Tritone series — 8 Paintings by Arnaud Quercy
Tritone is a series of 8 paintings by Arnaud Quercy, created between 2023 and 2026 in acrylic on paper and watercolor on paper. Formats range from 16×24 cm to 24×32 cm. 7 works are held in private collections (USA, Ajaccio, France, Paris, France, Melbourne, Australia, Montreal, Canada, Italy). 1 remains available for acquisition at Art Quam Anima, 28 rue du Dragon, Paris. Works presented at: Transcendence – World Premiere of Ephemera Arts, Rencontres au Marché de la Création and Salon d'art contemporain – Metamorphose, Paris and 8 more.
The tritone — two notes separated by exactly three whole tones, splitting the octave precisely in half — is the most unstable interval in Western harmony. Medieval theorists called it diabolus in musica and prohibited it in sacred polyphony; Baroque composers used it to signal anguish or the demonic. It never quite resolves on its own terms. In Leonard Bernstein’s "Maria," the tritone leap at the opening is the whole point: a yearning that cannot land. In jazz, it is the engine of the ii-V-I, the tritone substitution that allows any dominant chord to slip sideways into resolution. The interval wants to move — and refuses.
Through chromesthesia, the tritone does something visually striking: it produces complementary colors. C and F# translate to red and green. D and G# become orange and blue. E and Bb yield yellow and blue-violet. Eb and A split into blue-violet and yellow-orange. In each case, the two pitches land at opposite poles of the color wheel — chromesthetic confirmation of what the ear already feels: these two notes are as far apart as possible, pulling in opposite directions. The lower note compresses toward black in the deep bass, its color emerging gradually as it rises through the registers; the upper note often arrives pale and metallic in the high treble, bleached by altitude. The interval is never warm and cool at the same time: it is always two opposed temperatures in one phrase.
Arnaud Quercy explores this most restless of intervals across eight études, painted between 2023 and 2026 in acrylic and watercolor on paper. The formats are compact — 21×29.5 cm and 24×32 cm — intimate studies rather than large statements, the physical scale deliberately modest against the harmonic weight of the subject. Nearly all are played Animé, with a forward pulse, legato, at mp or p: the animated tempo keeps the tension alive rather than letting it settle. Most contours are ascending or valley-shaped, the phrase climbing from the dark bass toward the light of the upper register and sometimes folding back. One étude alone departs: a slow waltz, played Lent, the phrase descending from pale violet into near-black — the tritone moving against the current of the series. Note counts range from four to nine, and the density of each work reflects a different strategy for holding the interval open: some state the two poles starkly, others wind through five or six octaves of one pitch before the partner appears.

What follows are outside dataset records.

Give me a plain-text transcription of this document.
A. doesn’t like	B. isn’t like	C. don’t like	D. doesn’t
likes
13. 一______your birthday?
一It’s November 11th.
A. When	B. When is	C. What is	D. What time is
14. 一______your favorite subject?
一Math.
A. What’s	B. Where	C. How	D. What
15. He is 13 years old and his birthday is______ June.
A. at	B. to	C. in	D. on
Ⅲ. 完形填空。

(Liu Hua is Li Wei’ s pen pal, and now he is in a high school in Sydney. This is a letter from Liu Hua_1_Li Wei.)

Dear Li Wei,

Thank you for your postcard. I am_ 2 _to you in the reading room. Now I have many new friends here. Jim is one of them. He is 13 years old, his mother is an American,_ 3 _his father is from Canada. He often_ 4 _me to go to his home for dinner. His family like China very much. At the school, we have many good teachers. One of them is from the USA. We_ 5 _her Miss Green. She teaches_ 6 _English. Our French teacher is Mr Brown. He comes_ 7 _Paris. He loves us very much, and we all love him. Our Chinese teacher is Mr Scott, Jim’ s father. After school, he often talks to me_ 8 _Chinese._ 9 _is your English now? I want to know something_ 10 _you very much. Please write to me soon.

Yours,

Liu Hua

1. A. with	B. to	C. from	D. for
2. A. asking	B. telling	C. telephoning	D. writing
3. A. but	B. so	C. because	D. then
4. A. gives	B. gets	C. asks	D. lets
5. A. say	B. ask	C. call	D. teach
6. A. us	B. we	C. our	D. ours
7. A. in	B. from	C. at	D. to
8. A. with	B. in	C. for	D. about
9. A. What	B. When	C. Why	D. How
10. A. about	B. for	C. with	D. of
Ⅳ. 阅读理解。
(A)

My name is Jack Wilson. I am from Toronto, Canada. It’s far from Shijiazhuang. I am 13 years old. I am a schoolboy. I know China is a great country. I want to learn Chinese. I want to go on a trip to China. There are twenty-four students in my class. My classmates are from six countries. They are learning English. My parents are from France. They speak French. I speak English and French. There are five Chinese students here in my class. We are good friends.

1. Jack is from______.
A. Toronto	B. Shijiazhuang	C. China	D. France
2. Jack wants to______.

Three works mark the series’ poles. AQC0964 — the most recent and the starkest — places three Eb notes against two A notes with four octaves of empty canvas between them: blue-violet below, yellow-orange above, nothing in between, the loudest dynamic in the collection (mf) pressing the interval open across the widest possible gap. AQC0456, the densest étude, sends nine notes from D1 to D5 in a valley contour — five octaves of the root explored before the tritone partner enters, "a valley through the warm-cool divide" — orange descending into near-black before the blue of G# arrives at mid-register. At the other extreme, AQC0669 distils the D/G# tritone to five notes played softly at p: "the two opposed colors pulsing gently back and forth without resolution," orange and blue trading places in a hushed, steady rhythm across four registers — the most intimate study in the collection.
On the canvas, the tritone series reads as a collection of divided paintings. Each work holds two distinct color hemispheres — warm against cool, dark against light — with varying degrees of separation between them. Some études layer the two colors in alternation, the orange and blue exchanging across the registers in a rhythm the eye can follow. Others place the colors in stark horizontal zones, the gap between them a visible silence. Accents appear occasionally: yellow-orange visiting the crest of a C/F# phrase, red warming the middle of a D/G# descent, warm orange and red-orange interrupting an E/Bb ascent. These intrusions do not resolve the tension — they heighten it, adding a third temperature to an already divided canvas.
The tritone is the interval that taught Western harmony its own limits. After eight studies, Quercy does not resolve it — that is not the point. What the series demonstrates is that the interval’s refusal to settle can be inhabited, explored, and made visible in paint. Three-quarters of these works have already traveled into collections from Paris to Melbourne to Montreal, the devil’s interval carried quietly into living rooms across three continents — still unresolved, still pulling.
Arnaud Quercy is a Parisian artist working across painting, music, and sculpture. His practice is grounded in Ideamorphism — the principle that a work of art does not carry meaning, but triggers it. Each piece is engineered to diffract differently through each person who encounters it.
He creates and exhibits at Art Quam Anima, his gallery-atelier at 28 rue du Dragon, Saint-Germain-des-Prés, Paris.